Si comincia dal Cinquecento, con la tragica storia di Donna Costanza Santacroce, vedova del fondatore del paese, che fu uccisa a colpi di accetta dal figlio Paolo. Ma la ricerca di Roberta Ferrini non si concentra sulla morte di Costanza, perché su quella è già stato scritto molto, ma sulla sua vita, su cui è molto più difficile trovare notizie. Dopo averci dato un quadro della situazione giuridica ed economica delle donne, in particolare delle vedove, nel Cinquecento, l’autrice descrive anche la situazione di una delle poche donne del popolo di cui i documenti riportino qualche dato, arrivata al paese appena fondato di Oriolo da Ficulle, e ipotizza il viaggio che avrà dovuto fare, a piedi, lungo le vie della transumanza.
Irene Samperi si è occupata del Seicento, e della figura di Laura Caterina Altieri, la cui vita è molto più documentata, sia per l’abbondanza di ritratti, sia perché per mantenere il nome e il capitale della famiglia Altieri si andò contro la legge Salica in vigore che escludeva le donne dalla successione nella proprietà fondiaria, quindi la parte economica è documentata, ed anche per l’interesse che dimostrò nell’Istituto di recente fondazione delle Maestre Pie Venerini, che offriva istruzione gratuita alle giovani del popolo. Della donna in sè, dei suoi interessi e della sua vita personale si sa poco, i documenti si occupano solo della sua figura ufficiale e giuridica, e questo dare importanza solo all’apparenza delle donne, alla loro funzionalità rispetto alle esigenze della famiglia e della società, viene evidenziata molto bene nel capitolo.

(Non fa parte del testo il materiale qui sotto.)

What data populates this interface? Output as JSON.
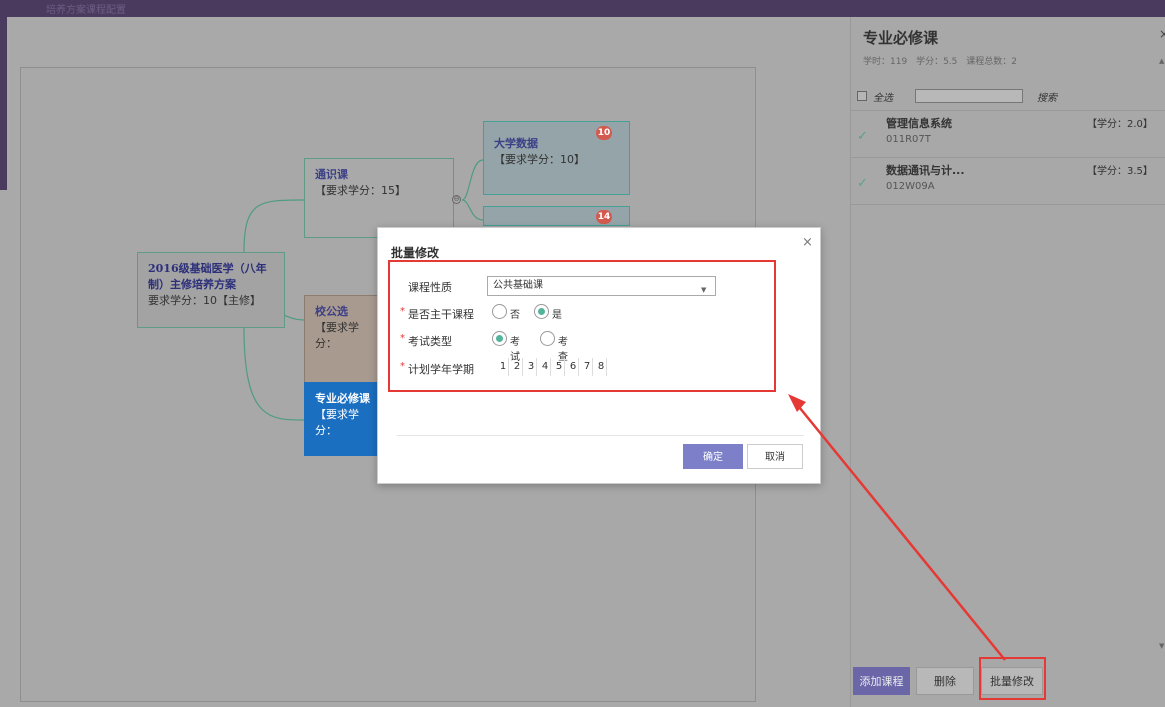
{
  "app": {
    "window_title": "培养方案课程配置"
  },
  "mindmap": {
    "root": {
      "title": "2016级基础医学（八年制）主修培养方案",
      "sub": "要求学分：10【主修】"
    },
    "general": {
      "title": "通识课",
      "sub": "【要求学分：15】"
    },
    "university": {
      "title": "校公选",
      "sub": "【要求学分："
    },
    "major": {
      "title": "专业必修课",
      "sub": "【要求学分："
    },
    "bigdata": {
      "title": "大学数据",
      "sub": "【要求学分：10】",
      "badge": "10"
    },
    "second": {
      "badge": "14"
    },
    "toggle_symbol": "⊖"
  },
  "side_panel": {
    "title": "专业必修课",
    "close": "×",
    "stats": {
      "hours": "学时：119",
      "credits": "学分：5.5",
      "course_total": "课程总数：2"
    },
    "select_all": "全选",
    "search_label": "搜索",
    "courses": [
      {
        "name": "管理信息系统",
        "code": "011R07T",
        "credit": "【学分：2.0】"
      },
      {
        "name": "数据通讯与计...",
        "code": "012W09A",
        "credit": "【学分：3.5】"
      }
    ],
    "buttons": {
      "add": "添加课程",
      "delete": "删除",
      "batch_edit": "批量修改"
    }
  },
  "modal": {
    "title": "批量修改",
    "close": "×",
    "course_type": {
      "label": "课程性质",
      "value": "公共基础课"
    },
    "is_main": {
      "label": "是否主干课程",
      "options": [
        "否",
        "是"
      ],
      "selected": "是"
    },
    "exam_type": {
      "label": "考试类型",
      "options": [
        "考试",
        "考查"
      ],
      "selected": "考试"
    },
    "semester": {
      "label": "计划学年学期",
      "values": [
        "1",
        "2",
        "3",
        "4",
        "5",
        "6",
        "7",
        "8"
      ]
    },
    "required_mark": "*",
    "buttons": {
      "confirm": "确定",
      "cancel": "取消"
    }
  },
  "colors": {
    "accent": "#7d80c8",
    "highlight": "#e53935",
    "radio_checked": "#52b49b",
    "major_node": "#1b6fc0"
  }
}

Il Settecento è affidato a Silvia Sarli, che si occupa di Maria Maddalena Borromeo Arese in Altieri, e Simona Saroli che ha ricercato la vita di Livia Borghese in Altieri. La principessa Maria Maddalena si interessò molto all’istituto delle Maestre Pie Venerini, mantenendo una fitta corrispondenza che è stata conservata, e ci dà molti lumi sul carattere della principessa, che fra l’altro istituì e finanziò dei premi di devozione e la distribuzione annua di una dote in denaro per le giovani più povere che fossero costanti nello studio e nelle devozioni, istituto che è stato mantenuto dagli Altieri fino alla morte dell’ultima principessa nel 1967. Il capitolo studia anche gli abiti, tutt’altro che comodi, che le donne nobili dell’epoca dovevano indossare, e il loro ruolo morale di educatrici, attraverso il quale però riuscivano a volte ad esprimere la loro personalità. Simona Saroli studia invece la storia di Livia Borghese, che sposò il figlio di Maria Maddalena, quindi visse fra Roma e Oriolo nello stesso periodo ma in un’altra generazione. La sua vita è documentata in affreschi nel Palazzo Altieri, con la fontana nella piazza di fronte al palazzo, dove la stella degli Altieri viene unita allo stemma Borghese dell’aquila e del drago, e in vari documenti e corrispondenza, dove però appare sempre come coniuge di Emilio, anche se era una principessa bella e famosa, cui vengono dedicati sonetti, operette e spettacoli, e frequentava (con il marito) artisti, musicisti, pittori ed in genere il mondo intellettuale romano dell’epoca.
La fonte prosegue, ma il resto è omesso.